Georgia NAACP leaders want a South Georgia high school to remove the nickname Rebels from its teams, to the dismay of many residents.
State NAACP president Francys Johnson released a statement earlier this week demanding Effingham County High School stop using the nickname Rebels because of the word’s connection with the Confederacy during the Civil War. He and supporters also want the school near Savannah to remove any other symbols that emerged during that era and are deemed by some as racially offensive.
“It’s time for the Confederate flag and the glorification of rebel culture that fought to maintain slavery and Jim Crow as an economic and social order to surrender. If we want closure on a 150-year-old chapter in American history, we must unite under the American flag as true patriots,” said Johnson, who suggested the school rename its teams “Patriots.”
Johnson said students also run the field with a large Confederate flag as the band plays Dixie.

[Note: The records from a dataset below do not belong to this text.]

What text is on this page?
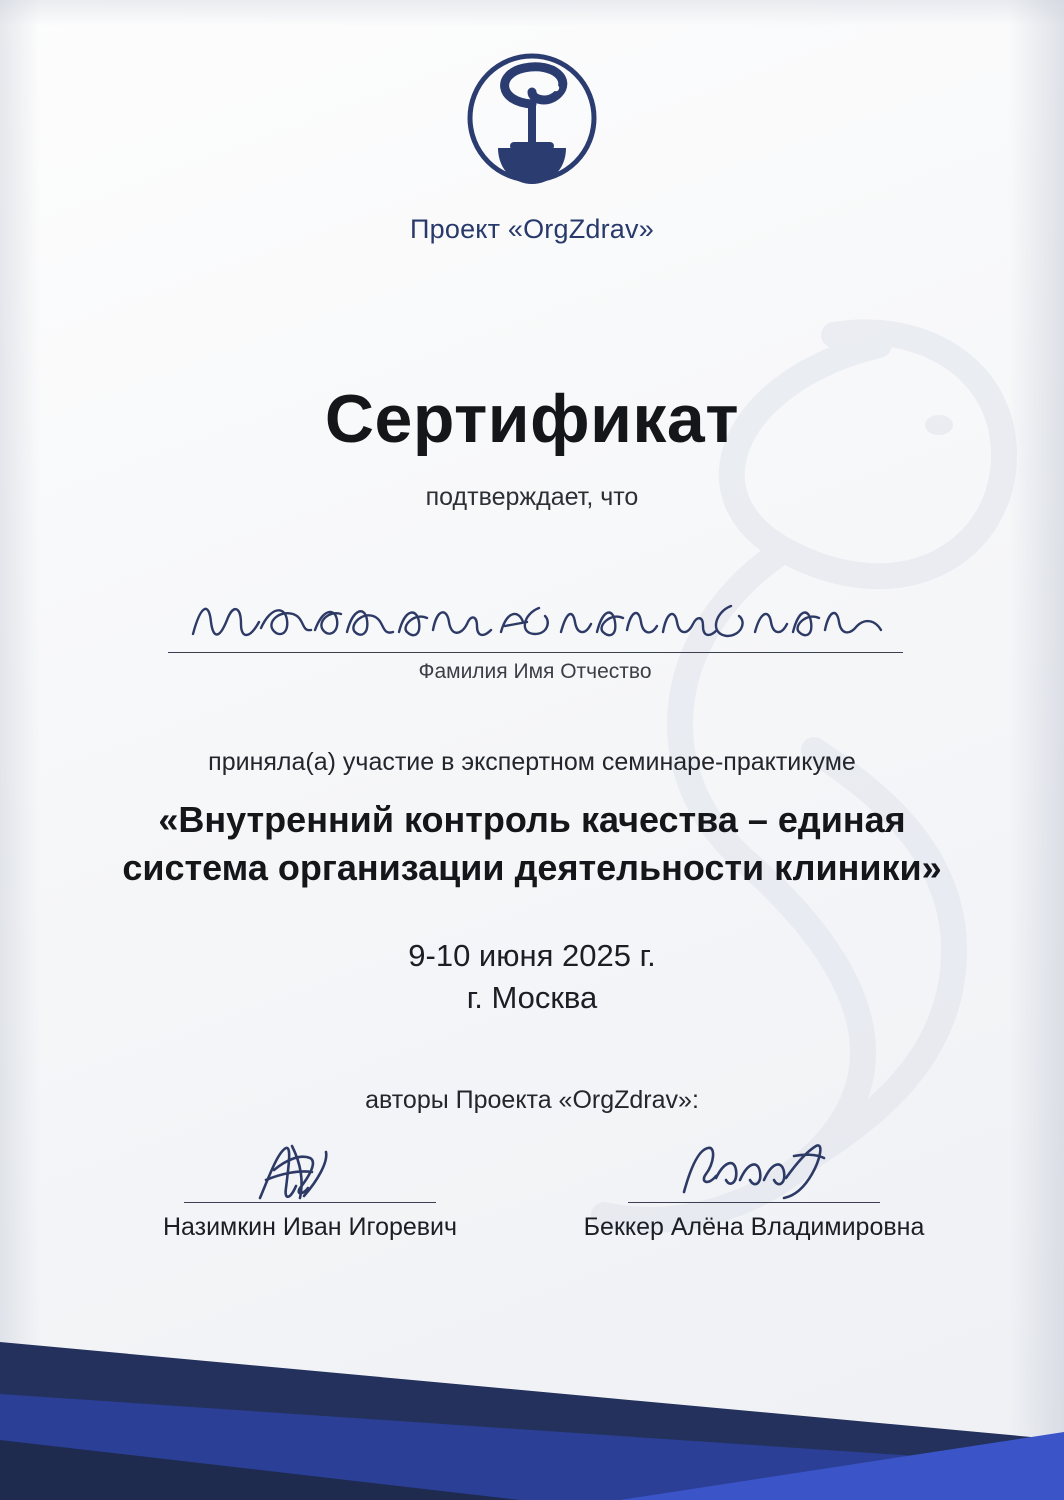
Проект «OrgZdrav»
Сертификат
подтверждает, что
Фамилия Имя Отчество
приняла(а) участие в экспертном семинаре-практикуме
«Внутренний контроль качества – единая
система организации деятельности клиники»
9-10 июня 2025 г.
г. Москва
авторы Проекта «OrgZdrav»:
Назимкин Иван Игоревич	Беккер Алёна Владимировна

Some area residents say the nickname, flag and other symbols reflect pride in their Southern heritage and should not be considered racist. A petition on Change.org to keep the nickname has more than 7,000 supporters.
Both sides debated the matter at a school board meeting Tuesday. Board members said they will consider the arguments and make a decision later, according to news reports.
Civil rights leaders and others have pushed for removing symbols of the Confederacy from government properties and schools after Dylann Roof, 21, was charged with the murders of nine African-Americans attending a Bible study at their Charleston, S.C., church in June. Several images of Roof holding a Confederate flag emerged after the shootings.